Practically, the dismissal meant that the claimants remained subject to the execution process under the existing legal framework, and their constitutional challenge did not succeed in obtaining interim or final relief through the judicial review permission route.

Why Does This Case Matter?

This case is significant because it illustrates the limits of constitutional challenges to statutory presumptions in Singapore’s drug sentencing regime, particularly where the presumptions impose a legal burden on the accused. The High Court’s dismissal reinforces that the presumption of innocence, although constitutionally protected, does not automatically prevent Parliament from creating evidential or legal presumptions—provided the statutory scheme is compatible with the constitutional structure as understood in local precedent.

For practitioners, the decision also highlights the procedural gatekeeping role of the judicial review permission framework under the ROC. Even where constitutional arguments are raised, claimants must satisfy threshold requirements concerning susceptibility to judicial review, locus standi, and arguability. The case therefore serves as a reminder that constitutional litigation in the criminal context must be carefully framed not only on merits but also procedurally, including the correct procedural route and timing.

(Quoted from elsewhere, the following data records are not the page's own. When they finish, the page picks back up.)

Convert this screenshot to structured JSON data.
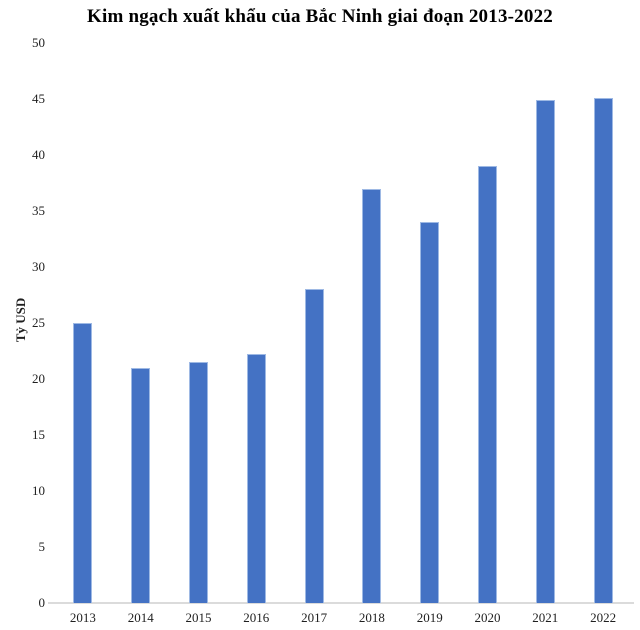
{
  "chart_data": {
    "type": "bar",
    "title": "Kim ngạch xuất khẩu của Bắc Ninh giai đoạn 2013-2022",
    "xlabel": "",
    "ylabel": "Tỷ USD",
    "categories": [
      "2013",
      "2014",
      "2015",
      "2016",
      "2017",
      "2018",
      "2019",
      "2020",
      "2021",
      "2022"
    ],
    "values": [
      25,
      21,
      21.5,
      22.2,
      28,
      37,
      34,
      39,
      44.9,
      45.1
    ],
    "ylim": [
      0,
      50
    ],
    "ytick_step": 5,
    "y_tick_labels": [
      "0",
      "5",
      "10",
      "15",
      "20",
      "25",
      "30",
      "35",
      "40",
      "45",
      "50"
    ],
    "grid": false,
    "legend": false,
    "colors": {
      "bar_fill": "#4472C4",
      "bar_border": "#9EB9E4",
      "axis_line": "#DBDBDB",
      "text": "#1f1f1f",
      "title_text": "#000000",
      "background": "#FFFFFF"
    }
  }
}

Finally, the case contributes to the ongoing body of jurisprudence on the MDA’s s 18 presumptions and their relationship with Arts 9(1) and 12(1). It sits within a line of decisions cited in the judgment, including earlier High Court and Court of Appeal authorities addressing the presumption of innocence and statutory presumptions. Lawyers researching constitutional criminal procedure in Singapore will find it useful both for its articulation of the judicial review threshold and for its treatment of burden-shifting presumptions in light of established constitutional doctrine.

Legislation Referenced

  • Misuse of Drugs Act 1973 (2020 Rev Ed) — ss 18(1) and 18(2)
  • Constitution of the Republic of Singapore (2020 Rev Ed) — Arts 9(1) and 12(1)
  • Criminal Procedure Code 2010 (2020 Rev Ed) — s 394H
  • Government Proceedings Act 1956 (2020 Rev Ed) — s 19(3)
  • Rules of Court (2021 Rev Ed) — O 24 r 5; O 3 r 2
  • Application of English Law Act 1993

Cases Cited

  • Woolmington v Director of Public Prosecutions [1935] AC 462
  • Ong Ah Chuan and another v Public Prosecutor [1979–1980] SLR(R) 710
  • AOF v Public Prosecutor [2012] 3 SLR 34
  • Public Prosecutor v GCK and another matter [2020] 1 SLR 486
  • Vellama d/o Marie Muthu v Attorney-General [2013] 4 SLR 1
  • Gobi a/l Avedian and another v Attorney-General and another appeal [2020] 2 SLR 883
  • Public Prosecutor v Jumaat bin Mohamed Sayed [2018] SGHC 176
  • Public Prosecutor v Lingkesvaran Rajendaren and another [2018] SGHC 234
  • Public Prosecutor v Christeen d/o Jayamany and another [2015] SGHC 126
  • Datchinamurthy a/l Kataiah v Public Prosecutor [2021] SGCA 30
  • Public Prosecutor v Zulkarnain bin Kemat and others [2018] SGHC 161
  • Mohammad Rizwan bin Akbar Husain v Public Prosecutor and another appeal and other matters [2020] SGCA 45
  • R v Lambert [2002] 2 AC 545
  • R v Oakes [1986] 1 SCR 103
  • HKSAR v Hung Chan Wa [2006] HKCU 1464
  • [2015] SGHC 126
  • [2015] SGCA 33
  • [2018] SGHC 161
  • [2018] SGHC 176
  • [2018] SGHC 234
  • [2020] SGCA 45
  • [2021] SGCA 30
  • [2022] SGCA 70
  • [2022] SGHC 291

Source Documents

This article analyses [2022] SGHC 291 for legal research and educational purposes. It does not constitute legal advice. Readers should consult the full judgment for the Court's complete reasoning.